Estimating the Uncertainty in Emotion Attributes using Deep Evidential
Regression
- URL: http://arxiv.org/abs/2306.06760v1
- Date: Sun, 11 Jun 2023 20:07:29 GMT
- Title: Estimating the Uncertainty in Emotion Attributes using Deep Evidential
Regression
- Authors: Wen Wu, Chao Zhang, Philip C. Woodland
- Abstract summary: In automatic emotion recognition, labels assigned by different human annotators to the same utterance are often inconsistent.
This paper proposes a Bayesian approach, deep evidential emotion regression (DEER), to estimate the uncertainty in emotion attributes.
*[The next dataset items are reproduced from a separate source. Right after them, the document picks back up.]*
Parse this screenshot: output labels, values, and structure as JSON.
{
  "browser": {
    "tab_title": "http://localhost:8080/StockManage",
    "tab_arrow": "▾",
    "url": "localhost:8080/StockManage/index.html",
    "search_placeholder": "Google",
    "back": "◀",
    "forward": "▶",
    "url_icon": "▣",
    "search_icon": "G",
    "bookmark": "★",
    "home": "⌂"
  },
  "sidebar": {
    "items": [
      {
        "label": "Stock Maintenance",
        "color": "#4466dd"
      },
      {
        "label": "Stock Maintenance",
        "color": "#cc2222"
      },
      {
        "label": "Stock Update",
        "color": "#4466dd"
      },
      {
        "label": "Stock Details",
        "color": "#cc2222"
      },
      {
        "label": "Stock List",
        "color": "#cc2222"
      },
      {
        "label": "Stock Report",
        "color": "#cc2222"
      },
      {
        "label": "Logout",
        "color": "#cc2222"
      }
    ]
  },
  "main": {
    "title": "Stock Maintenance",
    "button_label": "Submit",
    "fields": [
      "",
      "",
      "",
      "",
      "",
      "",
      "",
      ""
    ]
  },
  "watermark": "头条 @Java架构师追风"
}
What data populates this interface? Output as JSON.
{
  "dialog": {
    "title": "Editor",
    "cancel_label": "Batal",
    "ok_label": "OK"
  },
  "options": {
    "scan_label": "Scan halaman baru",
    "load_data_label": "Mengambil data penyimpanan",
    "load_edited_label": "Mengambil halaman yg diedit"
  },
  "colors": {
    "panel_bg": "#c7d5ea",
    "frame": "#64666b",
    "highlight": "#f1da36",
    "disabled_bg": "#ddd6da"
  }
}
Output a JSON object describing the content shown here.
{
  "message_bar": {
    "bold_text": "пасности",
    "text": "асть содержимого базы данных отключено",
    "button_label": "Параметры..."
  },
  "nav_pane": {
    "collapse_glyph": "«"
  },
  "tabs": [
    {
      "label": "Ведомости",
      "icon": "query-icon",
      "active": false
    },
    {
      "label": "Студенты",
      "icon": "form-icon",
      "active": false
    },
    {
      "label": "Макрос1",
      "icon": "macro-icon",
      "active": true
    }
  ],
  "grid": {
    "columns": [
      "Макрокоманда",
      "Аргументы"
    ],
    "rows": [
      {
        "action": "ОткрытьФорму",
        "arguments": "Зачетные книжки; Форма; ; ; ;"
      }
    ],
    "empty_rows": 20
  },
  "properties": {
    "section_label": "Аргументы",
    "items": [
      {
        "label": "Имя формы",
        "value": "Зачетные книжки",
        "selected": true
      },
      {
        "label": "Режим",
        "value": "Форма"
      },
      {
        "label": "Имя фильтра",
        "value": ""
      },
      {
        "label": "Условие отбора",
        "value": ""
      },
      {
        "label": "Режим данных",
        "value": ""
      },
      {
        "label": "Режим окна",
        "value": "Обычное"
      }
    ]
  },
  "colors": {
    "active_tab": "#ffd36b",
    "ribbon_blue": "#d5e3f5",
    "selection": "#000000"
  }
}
Experiments on the widely used MSP-Podcast and IEMOCAP datasets showed DEER produced state-of-the-art results.
- Score: 17.26466867595571
- License: http://creativecommons.org/licenses/by-nc-nd/4.0/
- Abstract: In automatic emotion recognition (AER), labels assigned by different human
annotators to the same utterance are often inconsistent due to the inherent
complexity of emotion and the subjectivity of perception. Though deterministic
labels generated by averaging or voting are often used as the ground truth, it
ignores the intrinsic uncertainty revealed by the inconsistent labels. This
paper proposes a Bayesian approach, deep evidential emotion regression (DEER),
to estimate the uncertainty in emotion attributes. Treating the emotion
attribute labels of an utterance as samples drawn from an unknown Gaussian
distribution, DEER places an utterance-specific normal-inverse gamma prior over
the Gaussian likelihood and predicts its hyper-parameters using a deep neural
network model. It enables a joint estimation of emotion attributes along with
the aleatoric and epistemic uncertainties. AER experiments on the widely used
MSP-Podcast and IEMOCAP datasets showed DEER produced state-of-the-art results
for both the mean values and the distribution of emotion attributes.